I have a static pipeline with the following architecture:
main.py
setup.py
requirements.txt
module 1
__init__.py
functions.py
module 2
__init__.py
functions.py
dist
setup_tarball
The setup.py and requirements.txt contain the non-native PyPI and local functions which would be used by the Dataflow worker node. The dataflow options are written as follows:
import apache_beam as beam
from apache_beam.io import ReadFromText, WriteToText
from apache_beam.options.pipeline_options import PipelineOptions
from module2.functions import function_to_use
dataflow_options = ['--extra_package=./dist/setup_tarball','temp_location=<gcs_temp_location>', '--runner=DataflowRunner', '--region=us-central1', '--requirements_file=./requirements.txt]
So then the pipeline will run something like this:
options = PipelineOptions(dataflow_options)
p = beam.Pipeline(options=options)
transform = (p | ReadFromText(gcs_url) | beam.Map(function_to_use) | WriteToText(gcs_output_url))
Running this locally takes Dataflow around 6 minutes to complete, where most of the time goes to worker startup.
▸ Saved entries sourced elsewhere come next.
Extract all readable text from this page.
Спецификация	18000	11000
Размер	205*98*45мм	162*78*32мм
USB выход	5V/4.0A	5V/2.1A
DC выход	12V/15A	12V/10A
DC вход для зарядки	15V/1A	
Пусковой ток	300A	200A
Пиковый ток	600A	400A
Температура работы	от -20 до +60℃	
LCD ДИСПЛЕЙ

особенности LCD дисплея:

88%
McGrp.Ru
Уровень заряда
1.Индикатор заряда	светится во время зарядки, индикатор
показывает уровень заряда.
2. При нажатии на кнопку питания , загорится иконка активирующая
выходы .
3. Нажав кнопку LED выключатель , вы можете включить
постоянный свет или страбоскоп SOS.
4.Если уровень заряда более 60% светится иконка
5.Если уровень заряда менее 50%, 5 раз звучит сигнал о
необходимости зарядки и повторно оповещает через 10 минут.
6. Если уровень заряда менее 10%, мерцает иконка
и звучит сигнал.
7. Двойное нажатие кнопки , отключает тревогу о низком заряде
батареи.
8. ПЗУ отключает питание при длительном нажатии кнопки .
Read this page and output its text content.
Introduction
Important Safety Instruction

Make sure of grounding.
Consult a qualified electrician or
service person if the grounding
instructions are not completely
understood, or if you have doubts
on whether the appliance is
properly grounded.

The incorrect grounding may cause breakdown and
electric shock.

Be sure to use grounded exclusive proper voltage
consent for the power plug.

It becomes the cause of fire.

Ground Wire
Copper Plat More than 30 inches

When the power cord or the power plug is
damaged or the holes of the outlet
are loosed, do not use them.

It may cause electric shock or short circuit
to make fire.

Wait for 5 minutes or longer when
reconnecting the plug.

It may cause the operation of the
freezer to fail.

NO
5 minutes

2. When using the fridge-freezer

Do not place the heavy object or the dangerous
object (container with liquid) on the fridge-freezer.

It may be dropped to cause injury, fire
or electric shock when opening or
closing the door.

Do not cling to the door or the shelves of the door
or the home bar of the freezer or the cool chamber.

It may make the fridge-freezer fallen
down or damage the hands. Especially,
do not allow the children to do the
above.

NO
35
I tried getting this code automated with Composer and re-arranged the architecture as follows: my main (dag) function in dags folder, the modules in plugins, and setup_tarball and requirements.txt in data folder... So the only parameters that really changed are:
'--extra_package=/home/airflow/gcs/data/setup_tarball'
'--requirements_file=/home/airflow/gcs/data/requirements.txt'
When I try running this modified code in Composer, it will work... but it'll take much, much longer... Once the worker starts up, it will take anywhere from 20-30 minutes before actually running the pipeline (which is only a few seconds).. This is much longer than triggering Dataflow from my local code, which was taking only 6 minutes to complete. I realize this question is very general, but since the code works, I don't think it's related to the Airflow task itself. Where would be a reasonable place to start looking at for troubleshooting this problem? At the Airflow level, what can be modified? How does Composer (Airflow) interact with Dataflow, and what can potentially cause this bottleneck?
It turns out that the problem was associated with Composer itself. The fix was to increase the capacity of Composer, i.e., increase vCPUs. Not sure why this would be the case, so if anyone has an idea for the foundation behind this issue, your input would be much appreciated!